The head of the CIA said Thursday it is uncertain whether the use of waterboarding, a form of simulated drowning widely condemned as torture, would be lawful if used today against al Qaeda detainees.
General Michael Hayden, the CIA director, said the legal landscape has changed since the technique was used nearly five years ago in interrogations of three top al Qaeda detainees. "It's not a technique that I've asked for, it's not included in the current program," Hayden told members ofthe House Intelligence Committee.
"And in my own view, and the view of my lawyers and the Department of Justice, it is not certain that that technique would be considered lawful under current statute," he said.
Hayden's comments contradicted the White House which earlier this week defended the practice and said it could be used again in a situation where an attack was believed to be imminent. Attorney General Michael Mukasy, meanwhile, said the Justice Department would not investigate the earlier use of waterboarding as a potential crime.
He said its use by the CIA "cannot possibly be the subject of a criminal, a Justice Department investigation, because that would mean that the same department that authorised the program would now consider prosecuting somebody who followed that advice." Hayden publicly admitted to the CIA's use of waterboarding for the first time on Tuesday in testimony before a Senate committee.
He said that at the time waterboarding was deemed to be lawful.

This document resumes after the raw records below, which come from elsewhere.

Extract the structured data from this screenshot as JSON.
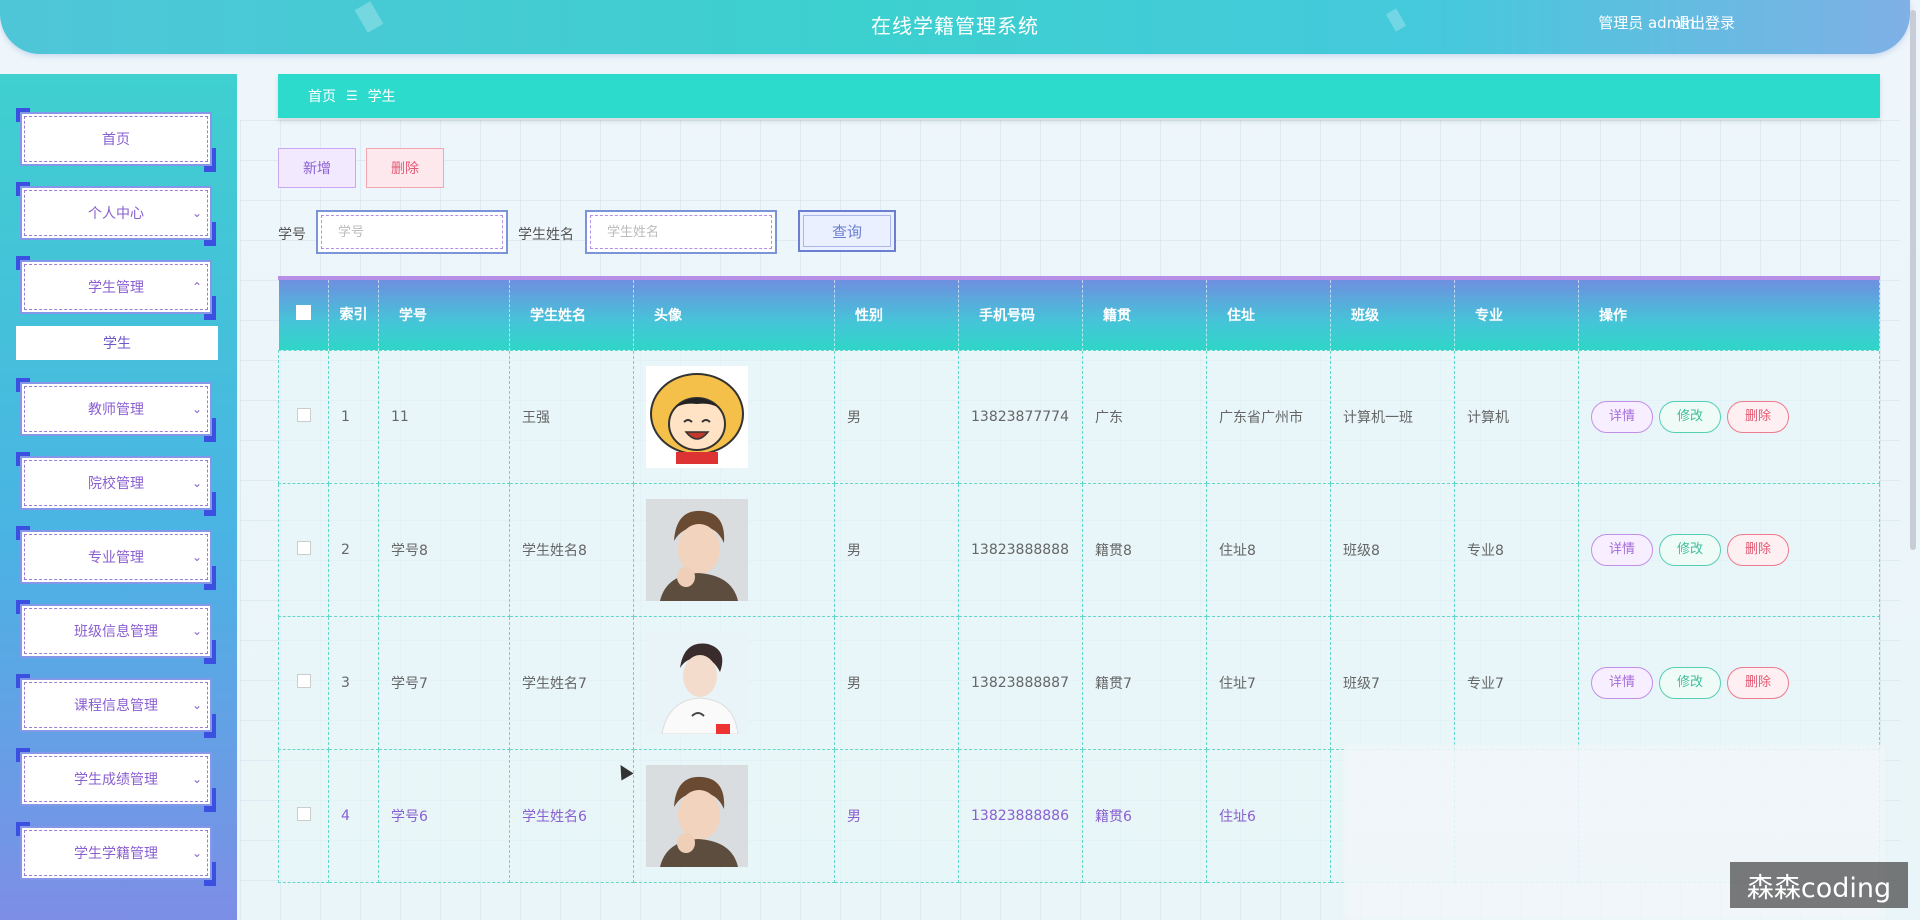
{
  "header": {
    "title": "在线学籍管理系统",
    "user": "管理员 admin",
    "logout": "退出登录"
  },
  "sidebar": {
    "items": [
      {
        "label": "首页",
        "expandable": false
      },
      {
        "label": "个人中心",
        "expandable": true
      },
      {
        "label": "学生管理",
        "expandable": true,
        "expanded": true
      },
      {
        "label": "教师管理",
        "expandable": true
      },
      {
        "label": "院校管理",
        "expandable": true
      },
      {
        "label": "专业管理",
        "expandable": true
      },
      {
        "label": "班级信息管理",
        "expandable": true
      },
      {
        "label": "课程信息管理",
        "expandable": true
      },
      {
        "label": "学生成绩管理",
        "expandable": true
      },
      {
        "label": "学生学籍管理",
        "expandable": true
      }
    ],
    "sub_item": "学生"
  },
  "breadcrumb": {
    "home": "首页",
    "separator": "☰",
    "current": "学生"
  },
  "toolbar": {
    "add_label": "新增",
    "delete_label": "删除"
  },
  "search": {
    "student_no_label": "学号",
    "student_no_placeholder": "学号",
    "student_name_label": "学生姓名",
    "student_name_placeholder": "学生姓名",
    "query_label": "查询"
  },
  "table": {
    "headers": {
      "index": "索引",
      "student_no": "学号",
      "student_name": "学生姓名",
      "avatar": "头像",
      "gender": "性别",
      "phone": "手机号码",
      "native_place": "籍贯",
      "address": "住址",
      "class": "班级",
      "major": "专业",
      "operation": "操作"
    },
    "rows": [
      {
        "index": "1",
        "student_no": "11",
        "student_name": "王强",
        "gender": "男",
        "phone": "13823877774",
        "native_place": "广东",
        "address": "广东省广州市",
        "class": "计算机一班",
        "major": "计算机",
        "avatar": "cartoon-avatar"
      },
      {
        "index": "2",
        "student_no": "学号8",
        "student_name": "学生姓名8",
        "gender": "男",
        "phone": "13823888888",
        "native_place": "籍贯8",
        "address": "住址8",
        "class": "班级8",
        "major": "专业8",
        "avatar": "photo-avatar"
      },
      {
        "index": "3",
        "student_no": "学号7",
        "student_name": "学生姓名7",
        "gender": "男",
        "phone": "13823888887",
        "native_place": "籍贯7",
        "address": "住址7",
        "class": "班级7",
        "major": "专业7",
        "avatar": "photo-avatar"
      },
      {
        "index": "4",
        "student_no": "学号6",
        "student_name": "学生姓名6",
        "gender": "男",
        "phone": "13823888886",
        "native_place": "籍贯6",
        "address": "住址6",
        "class": "",
        "major": "",
        "avatar": "photo-avatar"
      }
    ],
    "actions": {
      "detail": "详情",
      "edit": "修改",
      "delete": "删除"
    }
  },
  "watermark": "森森coding",
  "colors": {
    "accent_teal": "#2ddbcc",
    "accent_purple": "#8a5fd0",
    "danger": "#e35a73",
    "success": "#3fbf9a"
  }
}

It was used against three al Qaeda detainees at a time when US intelligence believed that further catastrophic terrorist attacks were imminent, he said.
The three were purported September 11 mastermind Khalid Sheik Mohmmed; Abu Zubaydah, an aide to al Qaeda leader Osama bin Laden; and Abd Al-Rahim al-Nashiri, the alleged operational commander of a suicide attack on the USS Cole in Yemen in 2000.
Hayden said Thursday that he decided to go public because "it was our strong belief that the political discussion that was going on was mis-shaped and misinformed." He said he believed that outside contractors were involved in the waterboarding but they were bound by the same rules of force as CIA officers.
"We used waterboarding on three individuals under what were fairly unique historic circumstances," he said. "Number one, the belief across the community that further catastrophic attacks were imminent, number two, an admitted weak understanding of the workings of al Qaeda. Those two situations do not pertain at the current time.
"The third leg of the stool on which we stood at that point in time was the inherent lawfulness of the activity. A landmark Supreme Court decision in the case of Salim Ahmed Hamdan in June 2006 found that the United States had failed to meet Geneva Conventions requirements on the treatment of prisoners in ordering trials for "war on terror" detainees.
The Hamdan ruling prompted the administration to suspend a secret CIA detentions of war on terror suspects in September 2006, and to persuade Congress to pass a law authorising the trials. The Detainee Treatment Act of 2005 used the language of the Geneva Conventions to bar "cruel, inhuman or degrading treatment or punishment" of war on terror detainees.